Mietrecht

Nicht jeder Verstoß gegen die Schriftform berechtigt zur Kündigung

Eine Kündigung wegen Schriftformverstoßes gemäß § 550 BGB ist unwirksam, wenn eine Mietvertragspartei eine nachträgliche schriftformwidrige Abrede, die nur ihr einen Vorteil bringt, zum Anlass für eine Kündigung nimmt.

Der Fall

Die Parteien hatten 1977 einen Gewerbemietvertrag zum Betrieb eines Lebensmittelmarkts geschlossen. Im November 2018 teilte die inzwischen neue Vermieterin der Mieterin im Rahmen einer indexbedingten Mieterhöhung mit, dass die Betriebs- und Heizkostenvorauszahlungen insgesamt 1.752 Euro betragen. Die Mieterin zahlte daraufhin die Erhöhungsbeträge. Der Mietvertrag regelte bis dahin eine Nebenkostenvorauszahlung von 1.700 Euro.

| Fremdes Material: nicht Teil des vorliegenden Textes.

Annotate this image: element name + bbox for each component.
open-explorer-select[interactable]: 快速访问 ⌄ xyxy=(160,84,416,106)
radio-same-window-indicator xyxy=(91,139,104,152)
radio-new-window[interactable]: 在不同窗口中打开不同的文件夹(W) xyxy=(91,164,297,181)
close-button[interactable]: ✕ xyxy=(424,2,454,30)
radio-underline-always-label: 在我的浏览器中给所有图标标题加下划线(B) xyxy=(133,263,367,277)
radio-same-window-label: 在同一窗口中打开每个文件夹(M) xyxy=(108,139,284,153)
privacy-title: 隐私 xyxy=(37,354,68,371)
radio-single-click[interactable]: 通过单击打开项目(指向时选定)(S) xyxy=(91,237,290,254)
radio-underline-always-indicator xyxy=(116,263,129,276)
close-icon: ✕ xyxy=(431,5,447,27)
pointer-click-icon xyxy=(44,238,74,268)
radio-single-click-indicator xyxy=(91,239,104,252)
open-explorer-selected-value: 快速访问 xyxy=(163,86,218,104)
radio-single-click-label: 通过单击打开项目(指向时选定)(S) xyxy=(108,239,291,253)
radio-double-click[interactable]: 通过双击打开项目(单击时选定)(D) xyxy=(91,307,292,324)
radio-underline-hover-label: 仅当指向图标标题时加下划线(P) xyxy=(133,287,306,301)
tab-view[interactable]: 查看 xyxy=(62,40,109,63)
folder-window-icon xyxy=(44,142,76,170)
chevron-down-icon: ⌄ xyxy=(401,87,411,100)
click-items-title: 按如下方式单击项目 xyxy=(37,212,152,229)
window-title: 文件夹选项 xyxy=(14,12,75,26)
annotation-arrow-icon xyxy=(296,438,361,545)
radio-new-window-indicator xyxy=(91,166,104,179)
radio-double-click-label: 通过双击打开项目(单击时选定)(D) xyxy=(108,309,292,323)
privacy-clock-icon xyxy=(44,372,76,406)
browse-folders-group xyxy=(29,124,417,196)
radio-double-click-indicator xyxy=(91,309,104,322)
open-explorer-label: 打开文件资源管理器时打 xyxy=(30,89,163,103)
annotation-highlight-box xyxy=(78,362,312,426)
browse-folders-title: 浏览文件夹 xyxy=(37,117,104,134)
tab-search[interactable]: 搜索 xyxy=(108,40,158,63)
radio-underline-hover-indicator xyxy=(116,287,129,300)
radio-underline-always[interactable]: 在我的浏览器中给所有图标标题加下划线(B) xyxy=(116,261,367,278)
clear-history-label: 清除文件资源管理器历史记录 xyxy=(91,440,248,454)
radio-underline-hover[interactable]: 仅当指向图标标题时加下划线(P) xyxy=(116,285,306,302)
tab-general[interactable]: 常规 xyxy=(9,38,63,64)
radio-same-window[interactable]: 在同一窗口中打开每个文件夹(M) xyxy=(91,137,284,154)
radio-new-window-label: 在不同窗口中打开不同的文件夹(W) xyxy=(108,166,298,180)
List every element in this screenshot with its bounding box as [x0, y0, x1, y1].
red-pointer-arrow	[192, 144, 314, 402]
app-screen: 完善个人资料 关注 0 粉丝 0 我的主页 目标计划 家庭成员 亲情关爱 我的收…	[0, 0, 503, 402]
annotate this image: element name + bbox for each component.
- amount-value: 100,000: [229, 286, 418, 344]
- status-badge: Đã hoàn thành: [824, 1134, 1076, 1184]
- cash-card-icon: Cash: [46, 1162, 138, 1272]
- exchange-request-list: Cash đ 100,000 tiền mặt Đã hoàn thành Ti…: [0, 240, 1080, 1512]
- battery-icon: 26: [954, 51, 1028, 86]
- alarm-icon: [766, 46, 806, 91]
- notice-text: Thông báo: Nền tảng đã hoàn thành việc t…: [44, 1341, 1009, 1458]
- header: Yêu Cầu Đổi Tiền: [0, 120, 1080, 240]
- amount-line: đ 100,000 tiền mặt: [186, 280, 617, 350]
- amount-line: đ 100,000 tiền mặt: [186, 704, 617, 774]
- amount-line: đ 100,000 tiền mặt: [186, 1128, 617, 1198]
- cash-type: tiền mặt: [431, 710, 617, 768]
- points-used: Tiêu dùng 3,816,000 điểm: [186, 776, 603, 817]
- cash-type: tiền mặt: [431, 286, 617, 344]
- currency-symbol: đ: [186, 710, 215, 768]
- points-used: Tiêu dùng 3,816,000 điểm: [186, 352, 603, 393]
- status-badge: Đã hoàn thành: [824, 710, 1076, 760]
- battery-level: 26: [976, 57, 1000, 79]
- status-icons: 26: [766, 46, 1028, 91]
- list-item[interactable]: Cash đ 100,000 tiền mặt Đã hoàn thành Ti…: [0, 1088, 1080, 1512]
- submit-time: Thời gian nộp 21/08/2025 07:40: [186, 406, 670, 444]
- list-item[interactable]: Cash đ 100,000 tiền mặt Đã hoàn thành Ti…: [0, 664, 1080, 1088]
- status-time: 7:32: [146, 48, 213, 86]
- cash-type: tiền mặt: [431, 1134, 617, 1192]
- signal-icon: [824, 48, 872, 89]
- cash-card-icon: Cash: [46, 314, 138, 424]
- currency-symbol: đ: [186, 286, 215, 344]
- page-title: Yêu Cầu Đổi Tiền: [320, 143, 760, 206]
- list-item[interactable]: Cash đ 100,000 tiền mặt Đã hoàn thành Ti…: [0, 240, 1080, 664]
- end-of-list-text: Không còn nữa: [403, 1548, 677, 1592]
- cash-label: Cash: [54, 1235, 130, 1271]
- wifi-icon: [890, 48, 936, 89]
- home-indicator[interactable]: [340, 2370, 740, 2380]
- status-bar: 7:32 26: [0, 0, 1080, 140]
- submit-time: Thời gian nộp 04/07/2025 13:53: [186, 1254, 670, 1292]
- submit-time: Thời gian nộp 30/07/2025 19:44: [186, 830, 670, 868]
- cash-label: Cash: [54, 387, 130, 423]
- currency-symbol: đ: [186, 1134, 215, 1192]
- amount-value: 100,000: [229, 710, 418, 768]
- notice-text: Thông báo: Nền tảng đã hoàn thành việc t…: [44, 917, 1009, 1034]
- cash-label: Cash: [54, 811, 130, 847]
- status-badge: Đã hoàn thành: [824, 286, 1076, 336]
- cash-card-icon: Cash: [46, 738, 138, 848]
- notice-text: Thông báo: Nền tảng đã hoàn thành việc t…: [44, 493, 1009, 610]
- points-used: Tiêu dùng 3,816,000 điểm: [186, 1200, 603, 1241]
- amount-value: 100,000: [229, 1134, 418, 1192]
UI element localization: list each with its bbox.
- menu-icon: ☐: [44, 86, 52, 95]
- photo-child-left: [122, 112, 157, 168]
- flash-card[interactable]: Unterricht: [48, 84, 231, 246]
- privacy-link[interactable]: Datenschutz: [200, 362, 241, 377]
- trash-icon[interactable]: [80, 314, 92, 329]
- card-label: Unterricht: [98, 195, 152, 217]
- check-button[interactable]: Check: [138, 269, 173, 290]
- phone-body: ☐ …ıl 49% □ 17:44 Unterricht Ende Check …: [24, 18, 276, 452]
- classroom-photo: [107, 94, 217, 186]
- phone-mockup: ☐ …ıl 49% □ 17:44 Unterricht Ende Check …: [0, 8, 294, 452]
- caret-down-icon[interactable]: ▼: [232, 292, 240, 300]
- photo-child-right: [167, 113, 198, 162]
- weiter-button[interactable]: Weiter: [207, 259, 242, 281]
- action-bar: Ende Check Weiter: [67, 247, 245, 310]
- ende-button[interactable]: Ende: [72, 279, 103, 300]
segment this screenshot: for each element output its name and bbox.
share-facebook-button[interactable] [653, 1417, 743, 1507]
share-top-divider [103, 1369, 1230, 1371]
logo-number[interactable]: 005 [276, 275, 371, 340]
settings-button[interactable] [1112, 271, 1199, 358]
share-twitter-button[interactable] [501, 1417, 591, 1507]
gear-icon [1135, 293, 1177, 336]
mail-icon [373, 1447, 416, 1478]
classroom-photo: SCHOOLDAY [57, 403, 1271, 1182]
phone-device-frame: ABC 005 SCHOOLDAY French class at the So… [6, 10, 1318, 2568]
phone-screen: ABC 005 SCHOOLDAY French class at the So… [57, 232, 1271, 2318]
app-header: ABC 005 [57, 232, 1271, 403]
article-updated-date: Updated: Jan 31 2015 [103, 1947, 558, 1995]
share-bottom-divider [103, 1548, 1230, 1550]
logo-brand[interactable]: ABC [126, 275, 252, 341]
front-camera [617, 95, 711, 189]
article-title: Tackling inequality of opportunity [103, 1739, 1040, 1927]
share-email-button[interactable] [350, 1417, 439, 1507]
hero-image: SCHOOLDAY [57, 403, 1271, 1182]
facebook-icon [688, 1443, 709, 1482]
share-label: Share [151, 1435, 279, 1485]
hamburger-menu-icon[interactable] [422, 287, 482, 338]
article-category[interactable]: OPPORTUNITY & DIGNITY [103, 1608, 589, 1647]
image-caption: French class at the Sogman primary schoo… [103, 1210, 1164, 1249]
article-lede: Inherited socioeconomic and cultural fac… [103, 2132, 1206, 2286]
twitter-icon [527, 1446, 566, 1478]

Nach umfangreichen Verhandlungen über eine Neufassung des Mietvertrags teilte die Vermieterin der Gewerbemieterin mit, dass sie nunmehr beabsichtige, einen Mietvertrag mit einem anderen Mieter abzuschließen und erklärte kurz darauf mit Schreiben vom 24.06.2019 die Kündigung des Mietverhältnisses zum 31.12.2019 unter Hinweis auf einen Verstoß gegen das Schriftformgebot des § 550 BGB. Die Mieterin wies die Kündigung mit Schreiben vom 27.09.2019 zurück und erklärte, dass sie die feste Vertragslaufzeit bis zum 31.12.2023 erfüllen wolle und sodann gegebenenfalls von ihrem Optionsrecht Gebrauch machen werde. Die Vermieterin argumentierte, dass ihr Schreiben aus November 2018 ein wirksames Angebot auf Erhöhung der Nebenkostenvorauszahlungen gewesen sei, das die Mieterin durch die Zahlung stillschweigend angenommen habe. Diese formlose Vereinbarung widerspreche jedoch dem Schriftformgebot des § 550 BGB, so dass der Ausspruch der Kündigung wirksam sei. Die Vermieterin klagte daraufhin auf Herausgabe des gewerblichen Mietobjekts. Die Mieterin hingegen vertrat die Ansicht, dass kein Herausgabeanspruch des Mietobjekts bestehe.

Dieser Ansicht folgte auch das zuständige Landgericht und wies die Klage der Vermieterin ab. Zur Begründung führte das Landgericht aus, dass eine Entscheidung nicht darüber getroffen werden müsse, ob im Schreiben der Klägerin vom 16.11.2018 ein wirksames schriftliches Angebot auf eine Erhöhung der Nebenkostenvorauszahlungen zu sehen sei, das die Mieterin durch Zahlung angenommen hat. Denn eine hierauf gestützte Kündigung wegen Formmangels wäre rechtsmissbräuchlich, weil die Erhöhung der Nebenkostenvorauszahlungen allein für die Klägerin vorteilhaft sei.

Die Entscheidung

Das Oberlandesgericht schließt sich der Ansicht der Vorinstanz an und weist die eingelegte Berufung der Vermieterin als unbegründet zurück. Der Vermieterin stehe kein wirksames vorzeitiges Kündigungsrecht des Mietvertrages zu, da das Schreiben der Vermieterin kein rechtsgeschäftliches Verlangen nach einer Erhöhung der Nebenkostenvorauszahlungen sei. Das Berufungsgericht führt ferner aus, dass selbst wenn die Änderung der Vorauszahlung als eine formbedürftige Vereinbarung anzusehen wäre, dies nicht zu einem Schriftformverstoß führe. Es sei ausnahmsweise nach § 242 BGB rechtsmissbräuchlich, wenn eine Partei eine nachträglich getroffene, nicht schriftformkonforme Abrede, die nur ihr einen Vorteil bringt, zum Anlass nehme, den Mietvertrag zu kündigen. Eine solche einseitige Begünstigung der Vermieterin sei im vorliegenden Fall gegeben. Die Erhöhung der Nebenkostenvorauszahlung sei nur für den Vermieter vorteilhaft. Wenn er den Mietvertrag darauf stützend dann wegen Schriftformverstoßes kündigt, sei dies nach Ansicht des Gerichts rechtsmissbräuchlich. Auch der Bundesgerichtshof hatte bereits eine Kündigung für treuwidrig erachtet, die auf eine formwidrige Änderung einer Wertsicherungsklausel für die Miethöhe gestützt war, die sich ausschließlich zugunsten der Vermieterin auswirkte (BGH NJW 2017, 3772f.).